If Biden had left it at that, chaos would have reigned.
He left no instruction to the delegates he amassed in what was, for the most
part, an uncontested primary. He thanked his vice president, Kamala Harris,
“for being an extraordinary partner in all this work,” but he neither endorsed
her presumed candidacy to replace him nor did he sanction any of the various
processes some have toyed with that would be designed to produce a suitable,
consensus replacement. No one knows what the president currently thinks about
how this unprecedented condition should resolve itself. Into that void, an
untold number of freelancers will rush in the effort to popularize their vision
of how the party should move forward.
Shortly after the statement was published, however, Biden
endorsed
his vice president to “be the nominee of our party this year.” The
president’s endorsement was, however, confined to a social-media post composed,
presumably, not by Biden’s own hand. The president will have to show far more
enthusiasm for his chosen successor in the coming days to tamp down
apprehension among Democratic elites over her competency as a candidate — no
matter how much he resents it.
Democrats have a big opportunity before them — one they
could easily blow. If the party descends into infighting and factionalism as
their nominating convention approaches — or, worse, if the convention itself
turns into an undisciplined free-for-all — whatever goodwill Democrats hope to
capitalize on from this maneuver is unlikely to materialize. Voters tend not to
reward a party in anarchy with control of the reins of power. If, however,
Democrats rally around a new candidate — and, let’s face it, it’s Harris or
bust — and turn their convention into a show of renewed enthusiasm and unity
akin to what the GOP managed, they very well could reset the race.
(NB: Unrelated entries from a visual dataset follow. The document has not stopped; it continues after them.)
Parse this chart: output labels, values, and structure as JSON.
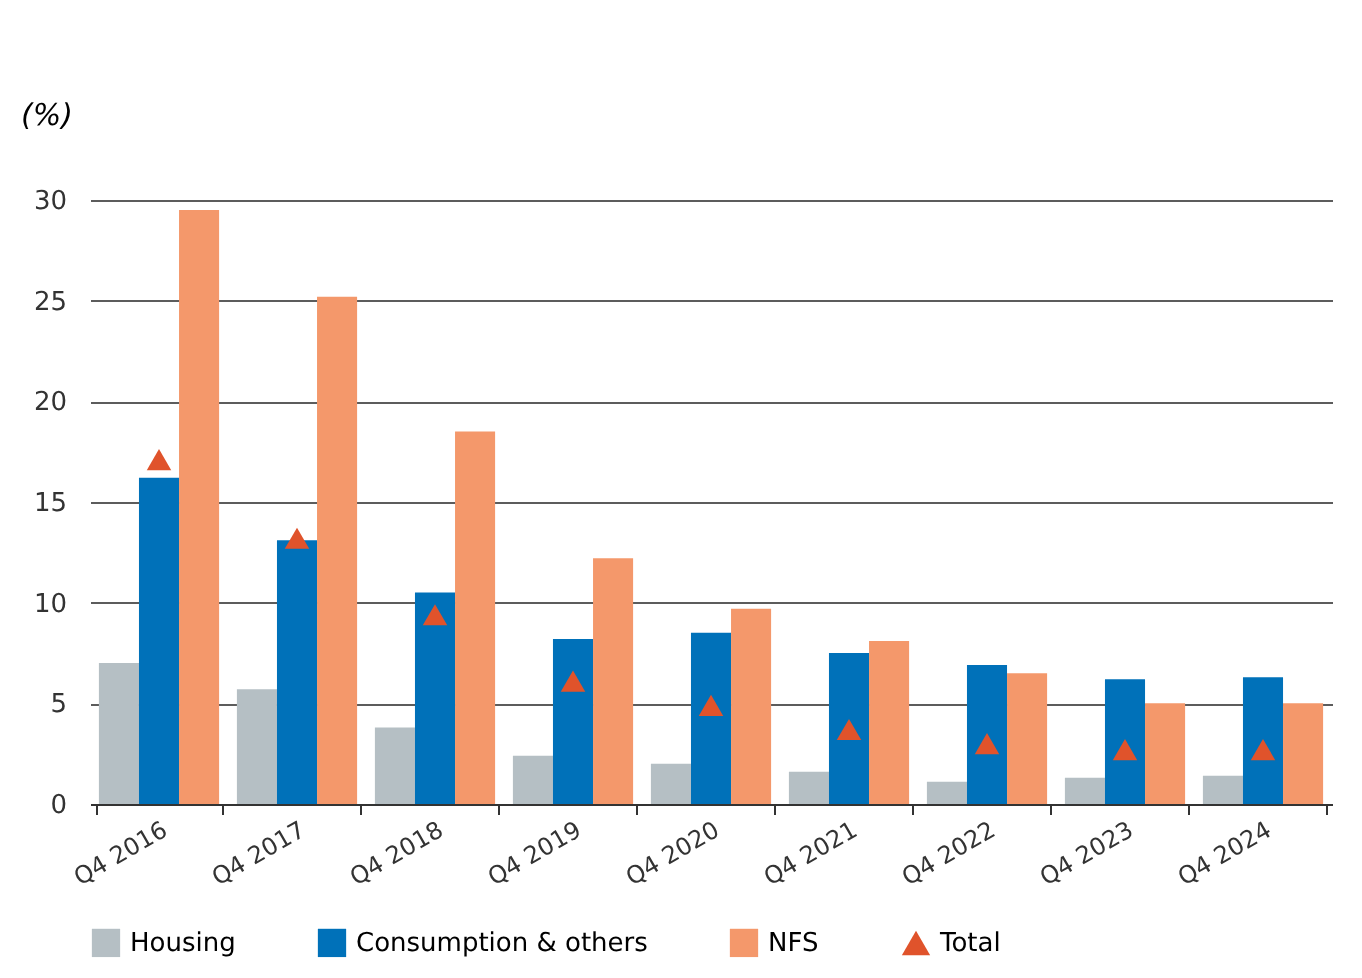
{
  "chart_data": {
    "type": "bar",
    "ylabel": "(%)",
    "categories": [
      "Q4 2016",
      "Q4 2017",
      "Q4 2018",
      "Q4 2019",
      "Q4 2020",
      "Q4 2021",
      "Q4 2022",
      "Q4 2023",
      "Q4 2024"
    ],
    "series": [
      {
        "name": "Housing",
        "color": "#b5bfc4",
        "values": [
          7.0,
          5.7,
          3.8,
          2.4,
          2.0,
          1.6,
          1.1,
          1.3,
          1.4
        ]
      },
      {
        "name": "Consumption & others",
        "color": "#0071b9",
        "values": [
          16.2,
          13.1,
          10.5,
          8.2,
          8.5,
          7.5,
          6.9,
          6.2,
          6.3
        ]
      },
      {
        "name": "NFS",
        "color": "#f4986b",
        "values": [
          29.5,
          25.2,
          18.5,
          12.2,
          9.7,
          8.1,
          6.5,
          5.0,
          5.0
        ]
      },
      {
        "name": "Total",
        "color": "#e0532b",
        "type": "scatter",
        "marker": "triangle",
        "values": [
          17.1,
          13.2,
          9.4,
          6.1,
          4.9,
          3.7,
          3.0,
          2.7,
          2.7
        ]
      }
    ],
    "ylim": [
      0,
      30
    ],
    "yticks": [
      0,
      5,
      10,
      15,
      20,
      25,
      30
    ],
    "grid": "y",
    "legend": "bottom"
  }
}
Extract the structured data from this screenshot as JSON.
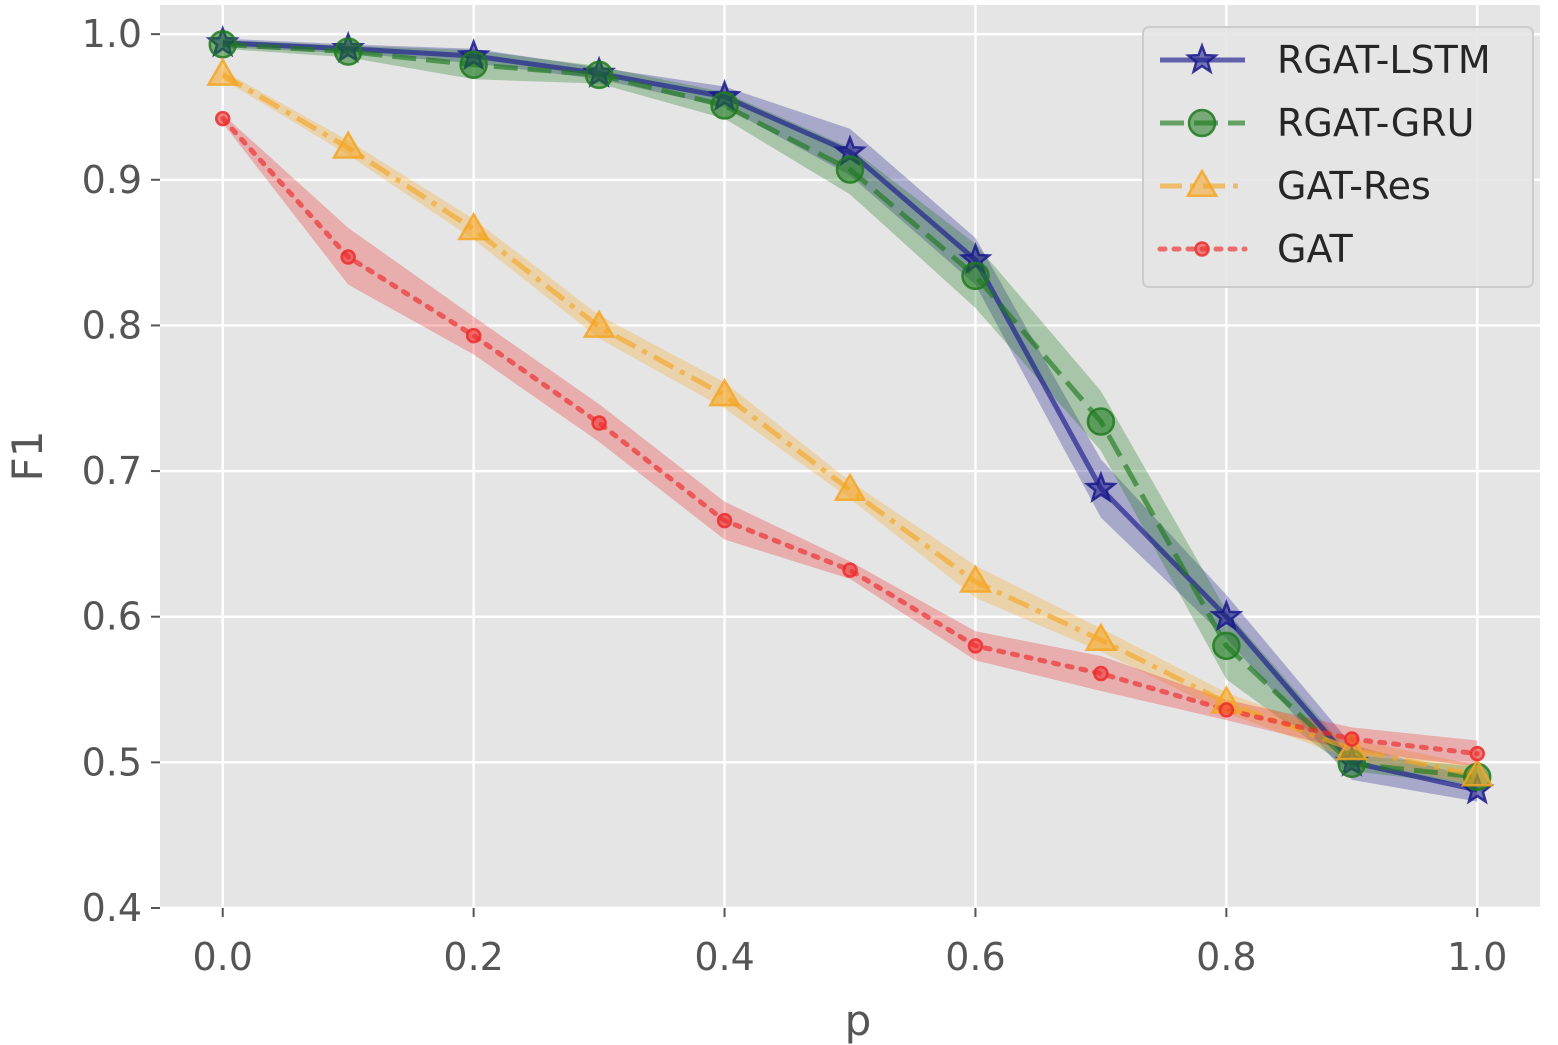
{
  "chart_data": {
    "type": "line",
    "title": "",
    "xlabel": "p",
    "ylabel": "F1",
    "xlim": [
      -0.05,
      1.05
    ],
    "ylim": [
      0.4,
      1.02
    ],
    "xticks": [
      0.0,
      0.2,
      0.4,
      0.6,
      0.8,
      1.0
    ],
    "xtick_labels": [
      "0.0",
      "0.2",
      "0.4",
      "0.6",
      "0.8",
      "1.0"
    ],
    "yticks": [
      0.4,
      0.5,
      0.6,
      0.7,
      0.8,
      0.9,
      1.0
    ],
    "ytick_labels": [
      "0.4",
      "0.5",
      "0.6",
      "0.7",
      "0.8",
      "0.9",
      "1.0"
    ],
    "grid": true,
    "legend_position": "top-right",
    "x": [
      0.0,
      0.1,
      0.2,
      0.3,
      0.4,
      0.5,
      0.6,
      0.7,
      0.8,
      0.9,
      1.0
    ],
    "series": [
      {
        "name": "RGAT-LSTM",
        "color": "#1a1a8c",
        "linestyle": "solid",
        "marker": "star",
        "values": [
          0.994,
          0.99,
          0.985,
          0.973,
          0.957,
          0.919,
          0.845,
          0.688,
          0.6,
          0.5,
          0.481
        ],
        "lower": [
          0.991,
          0.987,
          0.98,
          0.969,
          0.95,
          0.903,
          0.828,
          0.668,
          0.585,
          0.488,
          0.473
        ],
        "upper": [
          0.997,
          0.993,
          0.99,
          0.977,
          0.964,
          0.935,
          0.86,
          0.708,
          0.615,
          0.512,
          0.489
        ]
      },
      {
        "name": "RGAT-GRU",
        "color": "#1e7a1e",
        "linestyle": "dashed",
        "marker": "circle",
        "values": [
          0.993,
          0.988,
          0.979,
          0.972,
          0.951,
          0.907,
          0.834,
          0.734,
          0.58,
          0.499,
          0.49
        ],
        "lower": [
          0.99,
          0.984,
          0.969,
          0.966,
          0.942,
          0.89,
          0.812,
          0.714,
          0.557,
          0.494,
          0.484
        ],
        "upper": [
          0.996,
          0.992,
          0.989,
          0.978,
          0.96,
          0.922,
          0.856,
          0.755,
          0.604,
          0.505,
          0.497
        ]
      },
      {
        "name": "GAT-Res",
        "color": "#f5a623",
        "linestyle": "dashdot",
        "marker": "triangle",
        "values": [
          0.972,
          0.922,
          0.866,
          0.799,
          0.752,
          0.687,
          0.624,
          0.584,
          0.541,
          0.509,
          0.491
        ],
        "lower": [
          0.969,
          0.917,
          0.859,
          0.791,
          0.743,
          0.681,
          0.613,
          0.576,
          0.534,
          0.502,
          0.484
        ],
        "upper": [
          0.975,
          0.927,
          0.873,
          0.807,
          0.761,
          0.693,
          0.635,
          0.592,
          0.548,
          0.516,
          0.498
        ]
      },
      {
        "name": "GAT",
        "color": "#ee2a2a",
        "linestyle": "dotted",
        "marker": "small-circle",
        "values": [
          0.942,
          0.847,
          0.793,
          0.733,
          0.666,
          0.632,
          0.58,
          0.561,
          0.536,
          0.516,
          0.506
        ],
        "lower": [
          0.939,
          0.828,
          0.78,
          0.72,
          0.653,
          0.626,
          0.57,
          0.549,
          0.529,
          0.508,
          0.497
        ],
        "upper": [
          0.945,
          0.867,
          0.806,
          0.746,
          0.679,
          0.638,
          0.59,
          0.573,
          0.543,
          0.524,
          0.515
        ]
      }
    ]
  }
}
If Democrats manage to transform their convention into
both the most lavish ice floe in history for Joe Biden and Kamala Harris’s
debutantes’ ball, Democrats could reap the rewards of being the first of the
two parties to jettison their extremely unpopular nominees. If the party
descends into pandemonium, Donald Trump’s upward trajectory will continue
apace. But we just don’t know precisely how much the Democratic Party’s
struggles at the top of the ticket were a result of their Biden problem or
their Biden-Harris problem. We’re about to find out.
For the last three weeks, Joe Biden has insisted that he would not drop out of the race — no one, not even God himself, could make him reconsider. To this, Democrats stroked their chins over Biden’s coy ambiguity, eventually assuring their supporters that he would make up his mind eventually. Not one Democrat is today confused over Biden’s intentions. They’re getting right to work. Republicans had best be prepared for the possibility that, whatever Harris’s flaws as a candidate, voters are prepared to give her and her party a second look.